Huawei, which has been placed on a U.S. trade blacklist since May, had sued the Commerce Department and other U.S. government agencies for seizing its equipment in Alaska in 2017 en route back to China after a lab test in California.
Huawei said the U.S. government returned the equipment in August after confirming no export license was required and it decided to drop the suit.
It said the company was disappointed the U.S. government refused to provide a full explanation of what Huawei calls “arbitrary and unlawful” detention of the equipment for two years.
The fate of Huawei, the world’s largest telecommunications equipment maker and a national icon in China, has become crucial in an escalating trade war between Beijing and Washington.

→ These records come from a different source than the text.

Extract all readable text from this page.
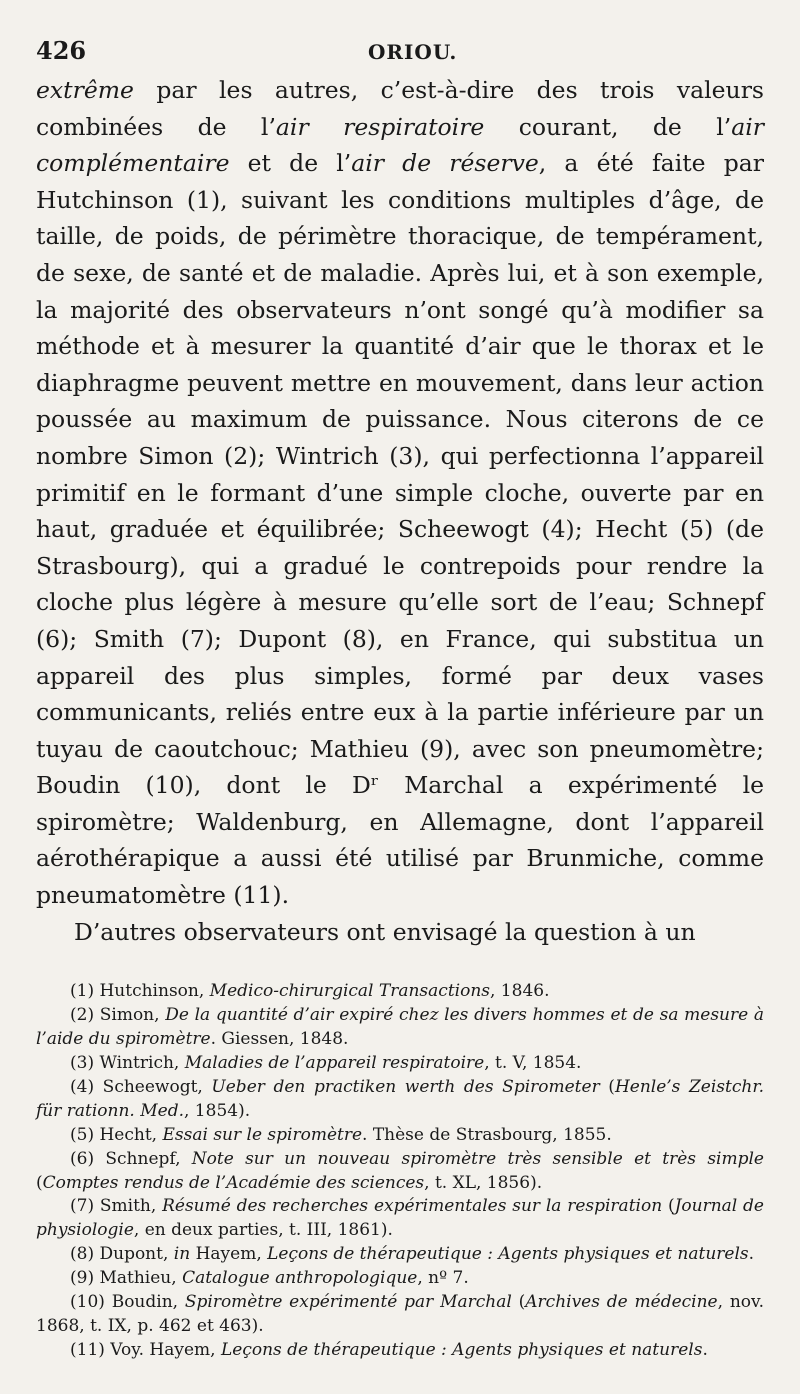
426	ORIOU.

extrême par les autres, c’est-à-dire des trois valeurs combinées de l’air respiratoire courant, de l’air complémentaire et de l’air de réserve, a été faite par Hutchinson (1), suivant les conditions multiples d’âge, de taille, de poids, de périmètre thoracique, de tempérament, de sexe, de santé et de maladie. Après lui, et à son exemple, la majorité des observateurs n’ont songé qu’à modifier sa méthode et à mesurer la quantité d’air que le thorax et le diaphragme peuvent mettre en mouvement, dans leur action poussée au maximum de puissance. Nous citerons de ce nombre Simon (2); Wintrich (3), qui perfectionna l’appareil primitif en le formant d’une simple cloche, ouverte par en haut, graduée et équilibrée; Scheewogt (4); Hecht (5) (de Strasbourg), qui a gradué le contrepoids pour rendre la cloche plus légère à mesure qu’elle sort de l’eau; Schnepf (6); Smith (7); Dupont (8), en France, qui substitua un appareil des plus simples, formé par deux vases communicants, reliés entre eux à la partie inférieure par un tuyau de caoutchouc; Mathieu (9), avec son pneumomètre; Boudin (10), dont le Dʳ Marchal a expérimenté le spiromètre; Waldenburg, en Allemagne, dont l’appareil aérothérapique a aussi été utilisé par Brunmiche, comme pneumatomètre (11).

D’autres observateurs ont envisagé la question à un

(1) Hutchinson, Medico-chirurgical Transactions, 1846.

(2) Simon, De la quantité d’air expiré chez les divers hommes et de sa mesure à l’aide du spiromètre. Giessen, 1848.

(3) Wintrich, Maladies de l’appareil respiratoire, t. V, 1854.

(4) Scheewogt, Ueber den practiken werth des Spirometer (Henle’s Zeistchr. für rationn. Med., 1854).

(5) Hecht, Essai sur le spiromètre. Thèse de Strasbourg, 1855.

(6) Schnepf, Note sur un nouveau spiromètre très sensible et très simple (Comptes rendus de l’Académie des sciences, t. XL, 1856).

(7) Smith, Résumé des recherches expérimentales sur la respiration (Journal de physiologie, en deux parties, t. III, 1861).

(8) Dupont, in Hayem, Leçons de thérapeutique : Agents physiques et naturels.

(9) Mathieu, Catalogue anthropologique, nº 7.

(10) Boudin, Spiromètre expérimenté par Marchal (Archives de médecine, nov. 1868, t. IX, p. 462 et 463).

(11) Voy. Hayem, Leçons de thérapeutique : Agents physiques et naturels.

Huawei still faces multiple criminal charges in the United States for allegedly breaking U.S. export sanctions to countries including Iran. It is trying to challenge its addition to the U.S. National Defense Authorization Act in an ongoing lawsuit, which it says had restricted its business in the United States “unconstitutionally”.
Washington says the Chinese company’s telecoms gear could be used by Beijing to spy, an allegation Huawei has denied.
The Trump administration added Huawei to the so-called entity list in May, barring it from buying needed U.S. parts and components without U.S. government approval and threatening to disrupt its operations.